1. ## sum of series

i hope this is the right place:

Find the sum of:
$\displaystyle \sum_{n=1} ^{10} {3*(\frac{1}{4})^n}$

$\displaystyle =1-(\frac{1}{4})^{10}) = 1$

but there is an additional problem:

Find the error between $\displaystyle S_{10}$ and $\displaystyle s_\infty$. Use the formula for $\displaystyle S_n$ and $\displaystyle s_\infty$ of convergement geometric series , find a general formula that gives the error between $\displaystyle S_n$ and $\displaystyle s_\infty$. Use the new formula to explain why, for the series in #7, the error between $\displaystyle S_n$ and $\displaystyle s_\infty$ is always equal to $\displaystyle r^n$.

2. Originally Posted by Anemori
i hope this is the right place:

Find the sum of:
$\displaystyle \sum_{n=1} ^{10} {3*(\frac{1}{4})^n}$

$\displaystyle =1-(\frac{1}{4})^{10}) = 1$

but there is an additional problem:

Find the error between $\displaystyle S_{10}$ and $\displaystyle s_\infty$. Use the formula for $\displaystyle S_n$ and $\displaystyle s_\infty$ of convergement geometric series , find a general formula that gives the error between $\displaystyle S_n$ and $\displaystyle s_\infty$. Use the new formula to explain why, for the series in #7, the error between $\displaystyle S_n$ and $\displaystyle s_\infty$ is always equal to $\displaystyle r^n$.

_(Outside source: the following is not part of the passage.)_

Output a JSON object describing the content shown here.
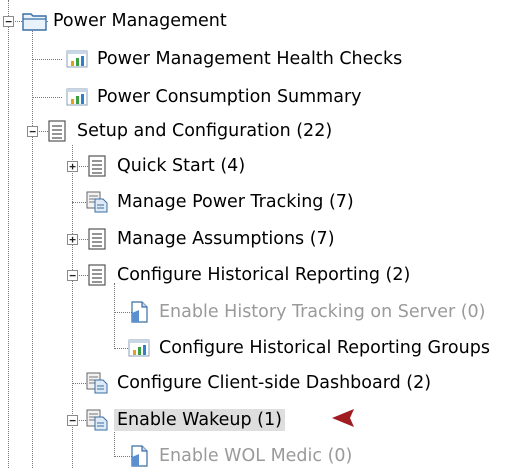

$\displaystyle \sum_{k=0}^nar^k=a\frac{1-r^{n+1}}{1-r}$
$\displaystyle \sum_{k=0}^\infty ar^k=\frac{a}{1-r}$
Since we are dealing with sums starting with $\displaystyle k=1$, we'll need to subtract that out.
$\displaystyle S_n=\sum_{k=1}^nar^k=a\frac{1-r^{n+1}}{1-r}-a$
$\displaystyle s_\infty = \sum_{k=1}^\infty ar^k=\frac{a}{1-r}-a$
The term error is used because the sequence $\displaystyle S_1, S_2, S_3, \cdots$ can be seen as approximations to $\displaystyle s_\infty$ that get closer and closer as $\displaystyle n$ increases. The error is the true value minus the value of the approximation, or $\displaystyle s_\infty-S_n$.